The groups listed below are all worth watching as they do just that: galvanize communities, arm activists with information, and fight for living-wage jobs, stable housing and a strong safety net that catches people when they fall.
1. Coalition of Immokalee Workers: If you want to see what is possible through grassroots organizing by those who are most affected by poverty—or what it means to set a seemingly unreachable goal and persevere, or understand your opposition and find new ways to challenge it—look no further than the Coalition of Immokalee Workers.
When the CIW was founded in 1993, it was as a small group of tomato farmworkers in Immokalee, Florida, trying to end a twenty-year decline in their poverty wages. Who is historically more powerless than farmworkers? Yet today, most major buyers of Florida tomatoes have signed agreements with the CIW to pay an extra penny per pound for tomatoes. These agreements have resulted in over $11 million in additional earnings for the workers since January 2011.
In addition, through its Fair Food Program, the CIW has persuaded corporate buyers to purchase tomatoes only from growers who sign a strict code of conduct that includes zero tolerance for forced labor or sexual assault. As a result, the majority of growers (those accounting for 90 percent of the tomato industry’s $650 million in revenue) have agreed to that code. If major violations occur but don’t get corrected—and there’s a twenty-four-hour hotline for worker complaints—corporations will not buy from those growers.
The Fair Food Program serves as a new model of social responsibility, and its influence is clear in the recently signed agreement between retailers and factory owners in the Bangladesh garment industry. Follow the CIW not only to get involved with farmworkers but for a sense of what can be achieved through strategic, fearless organizing.
2. Center for Community Change: For forty-five years, the Center for Community Change has worked with low-income communities and local grassroots organizations to fight poverty.
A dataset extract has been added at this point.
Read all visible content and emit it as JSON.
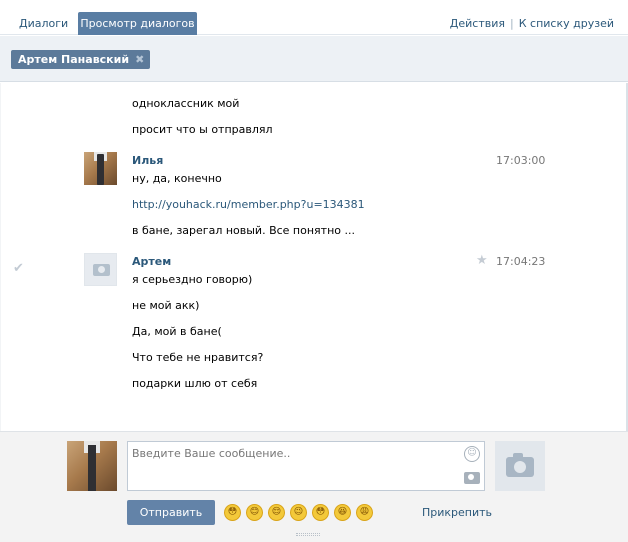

The CCC has intentionally worked behind the scenes, keeping the spotlight focused on members of the communities instead and organizing around issues ranging from voter registration, affordable housing and community development to, more recently, immigration reform, healthcare and retirement security.
Executive director Deepak Bhargava says, “We have chosen as our great task in this next era to build a nationwide movement against poverty and for economic justice. The core issue is jobs—making sure that good jobs are available and accessible to everyone.” The CCC plans to work with grassroots organizations at the local and state levels, and then form coalitions at the national level, to demand policies that create good jobs with good wages. Its goal, Bhargava says, is to help build “a massive, diverse, boisterous, energized and organized social movement.”